Passei hoje pelo café e espreitei para dentro. Como esperava, encontrei-o. Está sempre lá, de manhã à noite; é mais a sua casa de que o pequeno cubículo onde realmente vive, numa praceta esquecida. Tem lá aqueles que se podem passar por seus amigos, mas que são, na verdade, outros pedaços de madeira que, por um acaso, a corrente mantêm aprisionados no mesmo local. Bastará uma vaga mais forte, um sopro de vento, e desaparecerão, sem olharem para trás, sem se lembrarem de onde estiveram, com quem falaram. A maioria à espera que os filhos os venham buscar, para num descargo de consciência, os despejarem num lar sem porta de saída.

Esse futuro não parece ameaçar o meu amigo António. Gesticula, ri, e conta histórias dos dias passados, com a sua voz de bagaço contrapondo-se aos grunhidos dos companheiros sonolentos. A cadeira do balcão é o seu trono, e o copo o seu ceptro real, com que abençoa o mundo. Não teme a mão incompreensiva da sua filha, algures em França, porque recebe todos os meses um gordo cheque, que lhe permite viver desafogadamente. Está contente, porque tem uma filha que se lembra dele, e o estima, ao contrário dos outros miseráveis. Se ele soubesse...

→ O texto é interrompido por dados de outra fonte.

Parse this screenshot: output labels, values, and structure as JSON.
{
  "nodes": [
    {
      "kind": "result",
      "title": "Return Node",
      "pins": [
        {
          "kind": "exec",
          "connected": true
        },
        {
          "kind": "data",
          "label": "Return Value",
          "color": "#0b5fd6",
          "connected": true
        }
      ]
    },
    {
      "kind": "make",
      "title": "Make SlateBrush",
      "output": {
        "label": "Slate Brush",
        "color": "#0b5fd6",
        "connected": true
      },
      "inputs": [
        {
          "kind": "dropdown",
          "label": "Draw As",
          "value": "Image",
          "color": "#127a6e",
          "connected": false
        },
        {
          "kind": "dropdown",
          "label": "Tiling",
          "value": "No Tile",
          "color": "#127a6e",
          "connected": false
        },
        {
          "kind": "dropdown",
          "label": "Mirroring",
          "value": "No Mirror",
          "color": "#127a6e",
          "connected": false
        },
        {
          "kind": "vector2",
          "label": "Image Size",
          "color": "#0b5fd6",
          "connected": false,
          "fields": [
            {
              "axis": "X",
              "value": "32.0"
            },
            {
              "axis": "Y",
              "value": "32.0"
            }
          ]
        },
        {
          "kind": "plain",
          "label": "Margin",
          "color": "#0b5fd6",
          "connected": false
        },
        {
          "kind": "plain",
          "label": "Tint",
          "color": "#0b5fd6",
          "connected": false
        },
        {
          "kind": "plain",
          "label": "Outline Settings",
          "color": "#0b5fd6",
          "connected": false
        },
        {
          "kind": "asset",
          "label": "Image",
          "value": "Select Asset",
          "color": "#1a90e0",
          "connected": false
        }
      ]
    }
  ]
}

Gostaria tanto de entrar, de lhe apertar a mão, dar-lhe um abraço, começar frases com «lembras-te...?», e ouvir respostas. Gostava de gargalhar de novo por causa das suas anedotas, contadas ao seu jeito inimitável. Gostava de fazer, só mais uma vez, o nosso acto de comédia à Bucha-e-Estica. E que estivéssemos todos juntos de novo. Xavier, o Borbulhas, o Baltasar, o Esgaza, o Zeferino, a Zita... meu Deus, éramos tão poucos? É possível que sete pessoas constituíssem o meu mundo, e não precisasse de mais ninguém?

Agora, tu és o último, Toni. Até eu próprio desapareci; fui o primeiro. Ainda te lembras de mim, do Magriço, que costumava ir contigo ir contar pêtas às miúdas, dizer-lhes que eu tinha sido ferido na tropa, para que se enchessem de pena (as que acreditavam) e saíssem connosco? Ainda te lembras daquele que ficou ao teu lado quando a tua mulher fugiu com o primo, e que te conduziu numa volta pela noite para afogar a tua mágoa? Como tu gostavas dela... o tanto que te esforçáste para a ter, o tanto que arriscaste. Ela não gostava de ti, todos víamos isso. Mas há certas coisas que nem um amigo pode dizer.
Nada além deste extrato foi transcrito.